Tuning Datarobot Clusters¶
Configmaps¶
Datarobot primarily uses configmaps to populate environment variables in the cluster pods. Those variables are then read by services to determine their settings.
There are a lot of configmaps setup and used by Datarobot helm charts. The cluster administrator is able to configure or tune the services using the following configmaps:
- datarobot-modeling-envvars
To add the desired changes to the configmap a cluster admin will need to provide the proper values in a yaml file, and apply a helm upgrade to the release used.

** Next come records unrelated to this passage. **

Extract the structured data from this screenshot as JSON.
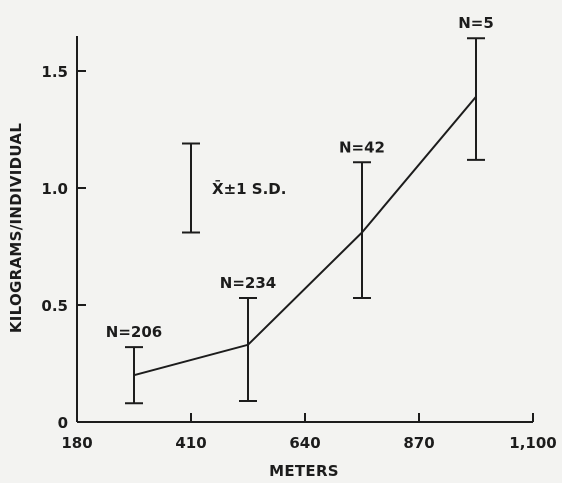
{
  "chart_data": {
    "type": "line",
    "title": "",
    "xlabel": "METERS",
    "ylabel": "KILOGRAMS/INDIVIDUAL",
    "xlim": [
      180,
      1100
    ],
    "ylim": [
      0,
      1.65
    ],
    "x_ticks": [
      "180",
      "410",
      "640",
      "870",
      "1,100"
    ],
    "y_ticks": [
      "0",
      "0.5",
      "1.0",
      "1.5"
    ],
    "x_tick_values": [
      180,
      410,
      640,
      870,
      1100
    ],
    "y_tick_values": [
      0,
      0.5,
      1.0,
      1.5
    ],
    "grid": false,
    "points": [
      {
        "x": 295,
        "y": 0.2,
        "low": 0.08,
        "high": 0.32,
        "n_label": "N=206"
      },
      {
        "x": 525,
        "y": 0.33,
        "low": 0.09,
        "high": 0.53,
        "n_label": "N=234"
      },
      {
        "x": 755,
        "y": 0.81,
        "low": 0.53,
        "high": 1.11,
        "n_label": "N=42"
      },
      {
        "x": 985,
        "y": 1.39,
        "low": 1.12,
        "high": 1.64,
        "n_label": "N=5"
      }
    ],
    "legend": {
      "label": "X̄±1 S.D.",
      "x": 410,
      "low": 0.81,
      "high": 1.19
    }
  }
}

datarobot-modeling-envvars¶
The datarobot-modeling-envvars config map is controlled in umbrella charts with the core.config_env_vars settings. When helm processes the release and its charts, the settings will be put into the datarobot-modeling-envvars.data section of the configmap.

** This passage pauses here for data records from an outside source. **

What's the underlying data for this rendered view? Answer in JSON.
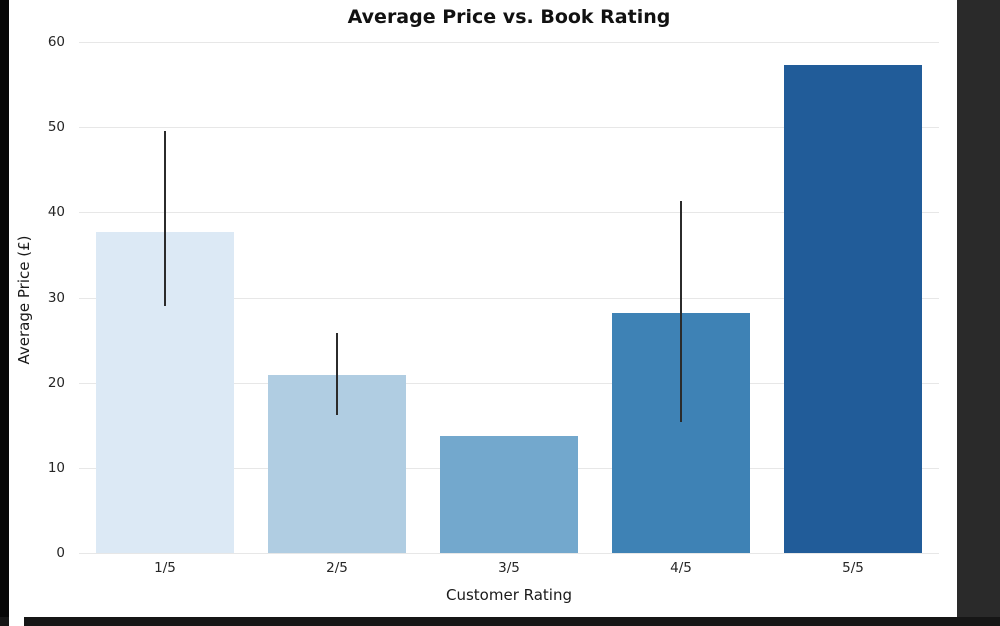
{
  "chart_data": {
    "type": "bar",
    "title": "Average Price vs. Book Rating",
    "xlabel": "Customer Rating",
    "ylabel": "Average Price (£)",
    "categories": [
      "1/5",
      "2/5",
      "3/5",
      "4/5",
      "5/5"
    ],
    "values": [
      37.7,
      20.9,
      13.7,
      28.2,
      57.3
    ],
    "error_low": [
      29.0,
      16.2,
      null,
      15.4,
      null
    ],
    "error_high": [
      49.5,
      25.8,
      null,
      41.3,
      null
    ],
    "bar_colors": [
      "#dce9f5",
      "#b0cde2",
      "#73a8cd",
      "#3e82b5",
      "#215c99"
    ],
    "error_color": "#2b2b2b",
    "ylim": [
      0,
      60
    ],
    "yticks": [
      0,
      10,
      20,
      30,
      40,
      50,
      60
    ],
    "grid": true,
    "legend": "none",
    "bar_width_fraction": 0.8,
    "plot_background": "#ffffff"
  }
}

This is very similar to the way the app_configuration.drenv_override section(s) of the config.yaml worked in Datarobot releases prior to 9.0.

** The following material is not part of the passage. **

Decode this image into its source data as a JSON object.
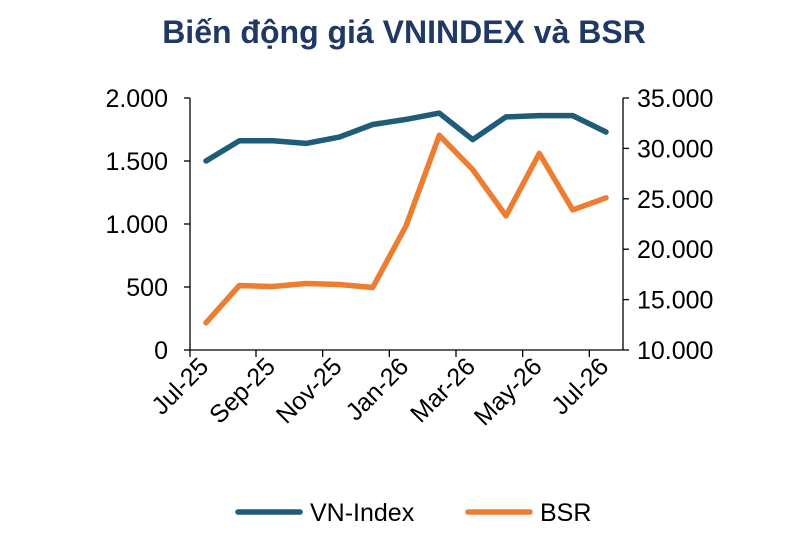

To add a configuration option, create or add the core.config_env_vars setting in the values.yaml used to apply the relevant umbrella chart. In the example below the chart is the datarobot-generic chart, and minio is used for object storage.
core:
config_env_vars:
S3_HOST: core-minio.DR_CORE_NAMESPACE.svc.cluster.local
LOGGING_LEVEL: INFO
LOG_LEVEL: INFO
AWS_ACCESS_KEY_ID: miniodatarobot
AWS_SECRET_ACCESS_KEY: miniodatarobot
Say we want to adjust the number of Model Management workers. The default for the chart is two (2) workers. To override that an increase it to four (4) workers, add the MMM_MODMON_WORKER_COUNT key and the 4 value. That will look like this:
core:
config_env_vars:
S3_HOST: core-minio.DR_CORE_NAMESPACE.svc.cluster.local
LOGGING_LEVEL: INFO
LOG_LEVEL: INFO
AWS_ACCESS_KEY_ID: miniodatarobot
AWS_SECRET_ACCESS_KEY: miniodatarobot
MMM_MODMON_WORKER_COUNT: "4"
To apply the change to the cluster, run the helm upgrade command to upgrade the release.